Trademark Lawsuit Prompts Rebrand for US Carrier Northern Pacific Airways

ANCHORAGE Anchorage, Alaska-based start-up carrier Northern Pacific Airways is set to rebrand itself to New Pacific Airlines, a strategic move in response to a pending trademark lawsuit, as announced on September 8. Awaiting endorsement from federal regulators, the firm assures that its operations will carry on without interruption.

Rob McKinney, the chief executive of the airline, emphasized that the rename represents a “bold and decisive pivot,” beneficial not just for the business and its clients, but also for the communities they serve and their over 400 employees. He remarked, "This decision is in response to pending trademark litigation and is the right strategic move for our business, customers, the communities we serve, and most importantly, the more than 400 employees of our company.” However, New Pacific Airlines abstained from further commentary regarding the ongoing lawsuit.

The trademark dispute arose with BNSF Railway initiating a lawsuit to safeguard the trademark of its predecessor, Northern Pacific Railway, an entity absorbed through mergers in 1970, eventually evolving into BNSF. This development has led the airline to steer clear of legal complications by opting for a change in its brand identity.

As it stands, the carrier has been utilizing a single Boeing 757 to facilitate flights three times a week between the Ontario International airport located in the Los Angeles area and Las Vegas, a service primarily for leisure travelers aiming to bypass the road journey between these favored holiday spots.

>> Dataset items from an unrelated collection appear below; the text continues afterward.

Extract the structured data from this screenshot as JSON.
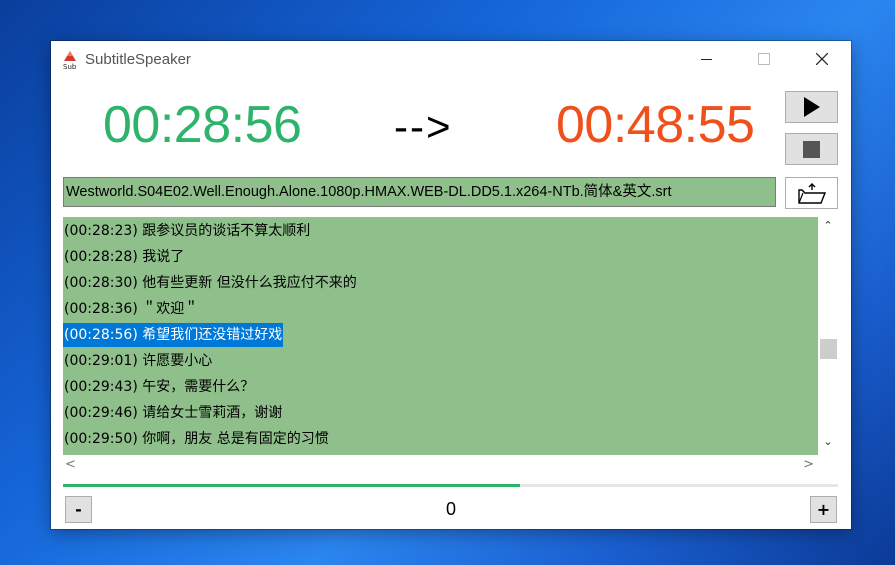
{
  "window": {
    "title": "SubtitleSpeaker",
    "app_icon": "sub-icon"
  },
  "times": {
    "start": "00:28:56",
    "arrow": "-->",
    "end": "00:48:55"
  },
  "controls": {
    "play_icon": "play-icon",
    "stop_icon": "stop-icon",
    "open_icon": "folder-open-icon"
  },
  "file": {
    "name": "Westworld.S04E02.Well.Enough.Alone.1080p.HMAX.WEB-DL.DD5.1.x264-NTb.简体&英文.srt"
  },
  "subtitles": [
    {
      "text": "(00:28:23)  跟参议员的谈话不算太顺利",
      "selected": false
    },
    {
      "text": "(00:28:28)  我说了",
      "selected": false
    },
    {
      "text": "(00:28:30)  他有些更新 但没什么我应付不来的",
      "selected": false
    },
    {
      "text": "(00:28:36)  ＂欢迎＂",
      "selected": false
    },
    {
      "text": "(00:28:56)  希望我们还没错过好戏",
      "selected": true
    },
    {
      "text": "(00:29:01)  许愿要小心",
      "selected": false
    },
    {
      "text": "(00:29:43)  午安，需要什么？",
      "selected": false
    },
    {
      "text": "(00:29:46)  请给女士雪莉酒，谢谢",
      "selected": false
    },
    {
      "text": "(00:29:50)  你啊，朋友 总是有固定的习惯",
      "selected": false
    }
  ],
  "progress": {
    "fraction": 0.59
  },
  "offset": {
    "minus_label": "-",
    "value": "0",
    "plus_label": "+"
  },
  "colors": {
    "start_time": "#2db36a",
    "end_time": "#f0501c",
    "list_bg": "#8fbf8b",
    "selection": "#0078d7"
  }
}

The airline’s data reveals the possession of an additional three 757-200s, currently held in storage.

Despite initial plans to commence operations early in 2023, regulatory approvals pending completion nudged the inauguration of its first passenger services to July. The company harbors aspirations to establish routes across the Pacific Ocean, envisioning Anchorage as an elective stopover, emulating Icelandair's utilization of Reykjavik for transatlantic journeys. This ambitious project, however, remains grounded for the time being.